India is the world’s largest importer of palm oil, buying over 9 million tonnes annually, or nearly two-thirds of its total edible oil imports. Most of the palm oil supply is imported from producing countries such Indonesia, Malaysia, Colombia and Thailand. In 2020, the import value of palm oil reached USD 5.12 billion.
To counter India’s reliance on other palm oil producing countries and to address the issue of non-employment among the vast Indian population, the Indian government launched the National Mission on Edible Oils – Oil Palm (NMEO-OP) in August 2021. This new palm oil initiative aims to boost India’s self-sufficiency in edible oils and help increase farm incomes.
Incentivising palm oil production will not only reduce the country’s dependence on imports but also help farmers benefit financially from the growth and expansion of the market. Increasing the domestic production of palm oil is exciting ground for businesses and other stakeholders, presenting an important opportunity to position India as a key country for the sustainable production of palm oil.
Championing sustainability in India
With the Indian government's announcement of more than 1.4 billion USD to promote oil palm cultivation in the country under the NMEO-OP, the area under oil palm cultivation is projected to increase by more than three folds to a million hectares, and the production of crude palm oil to 1.125 million tonnes by 2025-26. Under the new scheme, oil palm is offered as an alternative to low yield crops such as sugarcane and paddy, with expansion focused on areas where it can be a rain-fed crop.

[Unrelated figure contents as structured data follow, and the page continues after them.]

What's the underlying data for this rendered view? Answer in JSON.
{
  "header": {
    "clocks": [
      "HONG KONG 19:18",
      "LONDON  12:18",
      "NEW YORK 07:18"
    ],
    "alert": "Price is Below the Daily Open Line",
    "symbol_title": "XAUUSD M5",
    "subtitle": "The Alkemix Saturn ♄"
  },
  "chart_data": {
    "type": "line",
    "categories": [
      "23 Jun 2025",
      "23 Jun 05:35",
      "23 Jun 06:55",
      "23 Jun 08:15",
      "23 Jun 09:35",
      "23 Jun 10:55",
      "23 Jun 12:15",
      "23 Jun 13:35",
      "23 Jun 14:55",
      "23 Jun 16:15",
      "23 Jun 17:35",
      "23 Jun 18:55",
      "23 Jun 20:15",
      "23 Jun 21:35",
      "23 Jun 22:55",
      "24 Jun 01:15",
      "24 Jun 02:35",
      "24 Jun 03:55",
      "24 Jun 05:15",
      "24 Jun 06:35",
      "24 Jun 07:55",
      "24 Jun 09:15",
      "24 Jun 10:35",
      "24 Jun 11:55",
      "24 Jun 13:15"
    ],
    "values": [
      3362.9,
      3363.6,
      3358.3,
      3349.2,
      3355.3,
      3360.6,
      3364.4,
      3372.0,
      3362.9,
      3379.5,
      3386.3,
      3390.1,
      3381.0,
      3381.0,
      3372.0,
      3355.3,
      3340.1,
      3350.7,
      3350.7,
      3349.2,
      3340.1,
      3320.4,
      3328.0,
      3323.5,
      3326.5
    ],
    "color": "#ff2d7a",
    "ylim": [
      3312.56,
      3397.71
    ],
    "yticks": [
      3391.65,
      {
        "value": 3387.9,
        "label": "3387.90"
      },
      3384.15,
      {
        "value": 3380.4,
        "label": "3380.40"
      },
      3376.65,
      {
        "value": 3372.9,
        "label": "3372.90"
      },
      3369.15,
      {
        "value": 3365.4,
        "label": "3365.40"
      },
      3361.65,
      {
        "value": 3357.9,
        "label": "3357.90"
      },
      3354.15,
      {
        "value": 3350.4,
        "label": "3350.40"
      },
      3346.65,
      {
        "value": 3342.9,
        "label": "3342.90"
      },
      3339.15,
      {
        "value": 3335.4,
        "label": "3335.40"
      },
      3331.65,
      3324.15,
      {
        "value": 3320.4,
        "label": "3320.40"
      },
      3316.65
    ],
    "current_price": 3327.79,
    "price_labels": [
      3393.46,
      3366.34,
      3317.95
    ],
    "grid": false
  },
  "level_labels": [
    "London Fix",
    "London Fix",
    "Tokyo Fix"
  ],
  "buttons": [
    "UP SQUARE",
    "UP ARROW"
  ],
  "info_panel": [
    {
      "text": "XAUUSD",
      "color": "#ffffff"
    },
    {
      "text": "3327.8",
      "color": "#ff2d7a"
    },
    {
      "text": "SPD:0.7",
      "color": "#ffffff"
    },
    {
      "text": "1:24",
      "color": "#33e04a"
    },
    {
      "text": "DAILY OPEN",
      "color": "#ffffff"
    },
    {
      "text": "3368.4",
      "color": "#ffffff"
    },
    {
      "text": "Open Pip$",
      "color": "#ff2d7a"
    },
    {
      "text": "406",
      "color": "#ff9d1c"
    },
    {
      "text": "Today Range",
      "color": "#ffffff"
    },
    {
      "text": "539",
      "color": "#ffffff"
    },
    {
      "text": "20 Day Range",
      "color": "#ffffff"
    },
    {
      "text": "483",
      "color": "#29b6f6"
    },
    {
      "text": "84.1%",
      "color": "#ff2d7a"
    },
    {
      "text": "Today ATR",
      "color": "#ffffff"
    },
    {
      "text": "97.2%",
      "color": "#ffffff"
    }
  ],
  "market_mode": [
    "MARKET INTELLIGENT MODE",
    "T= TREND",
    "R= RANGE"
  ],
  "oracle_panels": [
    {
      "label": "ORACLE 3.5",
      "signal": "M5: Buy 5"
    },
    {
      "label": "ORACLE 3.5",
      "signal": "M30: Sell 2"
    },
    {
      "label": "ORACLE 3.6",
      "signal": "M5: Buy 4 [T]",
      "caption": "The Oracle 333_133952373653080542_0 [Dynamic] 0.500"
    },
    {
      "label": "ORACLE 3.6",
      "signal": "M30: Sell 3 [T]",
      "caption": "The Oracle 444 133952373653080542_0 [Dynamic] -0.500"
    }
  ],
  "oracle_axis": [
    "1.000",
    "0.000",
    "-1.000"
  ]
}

“Since 2018, we have been working with our members like WWF-India and specifically the ones buying Fresh Fruit Bunches from oil palm farmers in Andhra Pradesh, like Godrej and Navabharat, to build more capacity for the production of certified sustainable palm oil,” said Kamal Prakash, RSPO Global Deputy Director, Market Transformation and Country Head – India. “Our focus is to create the enabling environment, capacity, market access and networks in India to make sure that wherever palm oil is produced, it is done sustainably.”
In 2018, the ‘Sustainable Palm Oil Coalition for India’ (I-SPOC) was formed by RSPO, Centre for Responsible Business (CRB), Rainforest Alliance, and WWF-India. Today over 150 RSPO members operate in India and 72 of them are Indian companies with more than 100 RSPO supply chain certified facilities or licenses.
Currently, training and capacity building work is being carried out in the state of Andhra Pradesh, which is foreseen to help support Indian oil palm farmers to adopt best farming practices and increase their yields and income. Since 2020, RSPO and WWF-India have been working together to train about 400 Indian oil palm farmers and several palm oil mills in Andhra Pradesh, the leading producer of India’s domestic palm oil market, under the RSPO Independent Smallholder Standard.
Challenges and opportunities
India’s advancement towards sustainable palm oil production is not free from challenges, including a lack of awareness regarding sustainable palm oil among different supply chain actors and the need for increased capacity building and training, in order to move towards sustainable palm oil production. Accelerating the domestic production of palm oil in India must also be coupled with an adherence to sustainability principles in order to mitigate any potential harmful effects on the environment. To tackle these challenges, building multi-stakeholder collaboration and consensus is key.
Against this backdrop, the India Sustainable Palm Oil Dialogue 2021, held in October 2021 by CRB, the India and Sustainability Standards (ISS) and RSPO, underscored how businesses can be a catalyst for sustainable growth and socioeconomic development for communities and environmental preservation. Several Indian businesses have already demonstrated how they can make profits without exploiting communities, forests, and the planet.
One such enterprise is Navabharat Limited (NBL), an edible oil processor based in Andhra Pradesh and the first private company to breed oil palm seeds, which is currently working with RSPO to get its plantation certified. “With the support of RSPO India, NBL conducted a farmer training programme held at Gopalapuram Mandal, with approximately 60 farmers. Once this is completed, NBL will be the first company to be certified as sustainably producing palm oil in India,” said V N Srinivas Prasad, CEO and Director of NBL.
“The integration of sustainability principles in the domestic production initiative will help Indian companies demonstrate their stewardship nationally and globally,” said Rijit Sengupta, CEO Centre for Responsible Business, representing the I-SPOC Secretariat.
Looking ahead, green growth and self-reliance in India can become reality by adopting the shared responsibility approach — a concept strongly promoted by RSPO which encourages various stakeholder groups, including businesses, government, consumers, and civil society, to each commit to making sustainable palm oil the norm.
“We are keen to work with the central government and state governments as well as other relevant stakeholders and use our networks and resources for India to become self-reliant for edible oils in a sustainable manner,” added Prakash.